YOGYAKARTA – Pakar Hukum Tata Negara, Prof. Dr. Yusril Ihza Mahendra, SH, MH menilai Peraturan Presiden Pengganti Undang-Undang (Perppu) pembubaran Organisasi Masyarakat (Ormas) bisa menjadi bumerang bagi Presiden Joko Widodo (Jokowi). Perppu yang menjadi alasan pembubaran Hisbut Tahrir Indonesia (HTI) tersebut, menurut Yusril mirip seperti pada era Presiden Soekarno ketika membubarkan Partai Majelis Syuro Muslimin Indonesia (Masyumi).
Dijelaskan Yusril, Perppu tersebut mengandung aspek-aspek pemidanaan. Padahal, menurutnya Pemidanaan itu tidak boleh multi tafsir, namun harus jelas dan spesifik. Sedangkan dalam Perppu No 2 Tahun 2017 ini, sebagaimana bunyi pada Pasal 59 dijelaskan ormas dilarang meyakini, mengembangkan, dan menyebarkan paham yang bertentangan dengan Pancasila. Hal itu, kata dia, berbeda dengan Undang – Undang (UU) Subversif era Orde Baru (ORBA), yang lebih spesifik melarang atheisme, marxisme, dan leninisme. Kalau sekarang, kata dia, paham-paham lain sehingga tidak jelas.
“Itu berarti siapapun yang jadi penguasa, bukan cuman Jokowi, tapi misalnya pada saatnya nanti jika saya jadi presiden, saya juga akan memberangus ormas-ormas yang tidak saya sukai. Seperti dulu Bung Karno Keluarkan PNPS No 1 Tahun 1963 (Yang menjadi UU Subversi, red). Jadi tidak sempat Bung Karno menggunakan UU subversi itu, karena keburu jatuh, tapi UU Subversi dipakai pak Harto untuk memberangus pengikut-pengikut Bung Karno Sendiri,” tutur Yusril ketika menjadi pembicara dalam Dialog Kebangsaan Majelis Wilayah Korps Alumni HMI (KAHMI) DIY di Pendopo Parasamya Kantor Pemerintah Kabupaten Bantul, Sabtu (09/09/2017) siang.

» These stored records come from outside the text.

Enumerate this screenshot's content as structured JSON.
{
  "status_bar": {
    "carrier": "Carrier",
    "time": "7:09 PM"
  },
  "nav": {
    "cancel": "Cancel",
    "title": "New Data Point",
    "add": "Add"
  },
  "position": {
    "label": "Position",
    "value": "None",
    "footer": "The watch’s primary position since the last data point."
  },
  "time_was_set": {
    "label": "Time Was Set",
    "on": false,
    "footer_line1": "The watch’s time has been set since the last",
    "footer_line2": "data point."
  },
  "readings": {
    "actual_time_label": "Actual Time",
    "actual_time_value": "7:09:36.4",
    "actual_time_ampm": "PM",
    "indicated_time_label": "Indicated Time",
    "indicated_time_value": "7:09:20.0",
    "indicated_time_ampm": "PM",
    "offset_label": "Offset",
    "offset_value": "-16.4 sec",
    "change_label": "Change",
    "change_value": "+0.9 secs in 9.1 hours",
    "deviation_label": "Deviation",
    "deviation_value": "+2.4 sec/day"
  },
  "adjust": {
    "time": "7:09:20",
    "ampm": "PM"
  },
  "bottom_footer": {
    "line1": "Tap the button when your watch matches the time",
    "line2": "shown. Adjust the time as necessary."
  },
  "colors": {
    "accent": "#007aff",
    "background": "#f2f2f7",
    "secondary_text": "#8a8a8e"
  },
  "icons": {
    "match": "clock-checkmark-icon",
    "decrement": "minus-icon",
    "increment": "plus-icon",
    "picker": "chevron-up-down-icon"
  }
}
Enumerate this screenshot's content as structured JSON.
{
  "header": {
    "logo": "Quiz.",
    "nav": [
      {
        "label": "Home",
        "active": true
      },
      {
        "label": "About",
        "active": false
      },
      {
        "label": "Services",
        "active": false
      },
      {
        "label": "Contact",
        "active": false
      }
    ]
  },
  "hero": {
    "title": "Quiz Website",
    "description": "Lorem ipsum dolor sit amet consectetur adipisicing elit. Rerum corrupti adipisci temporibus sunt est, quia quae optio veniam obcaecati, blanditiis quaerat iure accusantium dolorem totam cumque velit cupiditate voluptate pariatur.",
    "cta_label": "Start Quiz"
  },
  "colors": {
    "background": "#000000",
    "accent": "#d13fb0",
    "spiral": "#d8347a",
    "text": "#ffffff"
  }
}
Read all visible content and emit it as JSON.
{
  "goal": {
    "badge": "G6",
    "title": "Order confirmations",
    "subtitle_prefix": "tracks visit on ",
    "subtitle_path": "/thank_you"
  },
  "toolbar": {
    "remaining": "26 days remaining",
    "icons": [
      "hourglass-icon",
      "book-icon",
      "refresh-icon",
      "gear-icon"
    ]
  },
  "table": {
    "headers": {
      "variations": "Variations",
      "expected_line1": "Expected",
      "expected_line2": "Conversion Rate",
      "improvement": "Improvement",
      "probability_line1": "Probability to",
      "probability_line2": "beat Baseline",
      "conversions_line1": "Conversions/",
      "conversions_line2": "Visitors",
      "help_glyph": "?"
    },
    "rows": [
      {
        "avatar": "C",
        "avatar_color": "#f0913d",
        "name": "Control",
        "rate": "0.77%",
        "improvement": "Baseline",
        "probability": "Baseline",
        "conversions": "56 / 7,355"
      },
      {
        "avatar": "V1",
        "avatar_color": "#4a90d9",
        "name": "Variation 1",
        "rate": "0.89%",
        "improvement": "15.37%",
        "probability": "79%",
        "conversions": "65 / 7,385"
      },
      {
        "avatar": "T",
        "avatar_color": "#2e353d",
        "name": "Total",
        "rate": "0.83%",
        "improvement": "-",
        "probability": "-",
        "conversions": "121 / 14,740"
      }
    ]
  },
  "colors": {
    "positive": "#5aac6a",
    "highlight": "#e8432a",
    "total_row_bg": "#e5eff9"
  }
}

Dikatakan Ketua Umum Partai Bulan Bintang (PBB) ini, dasar diterbitkannya Perppu tidak objektif, sehingga ke depan justeru bisa merugikan Jokowi dan pengikutnya ketika sudah tidak lagi berkuasa.
“Jadi saya kira Jokowi jangan senang dulu. Siapa tahu besok dia jatuh, ada penguasa baru, justeru pengikut Jokowi akan ditangkapi dengan Perppu . Karena Perppu ini tidak terbatas periode Jokowi jadi Presiden. Jadi, karena itu harus objektif bikin undang-undang. Jangan dipikir enak digunakan, karena itu bisa jadi bumerang. Undang-undang subversif jadi bumerang bagi Bung Karno dan orang-orang PKI yang terus diuber-uber selama masih berlaku, hingga kemudian dicabut jaman Presiden Habibi,” tukas Yusril
Namun demikian, Yusril menegaskan meski membela HTI yang menjadi korban Perppu, bukan berarti dia setuju dengan ide Khilafah ala HTI. Menurutnya, soal Khilafah, Yusril dan PBB punya tafsir sendiri, sebagaiman merujuk kepada pendapat Dr. Sukiman Wiryosanjoyo, Ketua Masyumi Pertama. Dijelaskan Yusril, ketika di BPUPKI ditanya oleh Sukiman, setelah merdeka apa mau membentuk negara republik atau kerajaan? Delapan orang dari Solo menghendaki kerajaan, sedangkan yang lain menginginkan republik .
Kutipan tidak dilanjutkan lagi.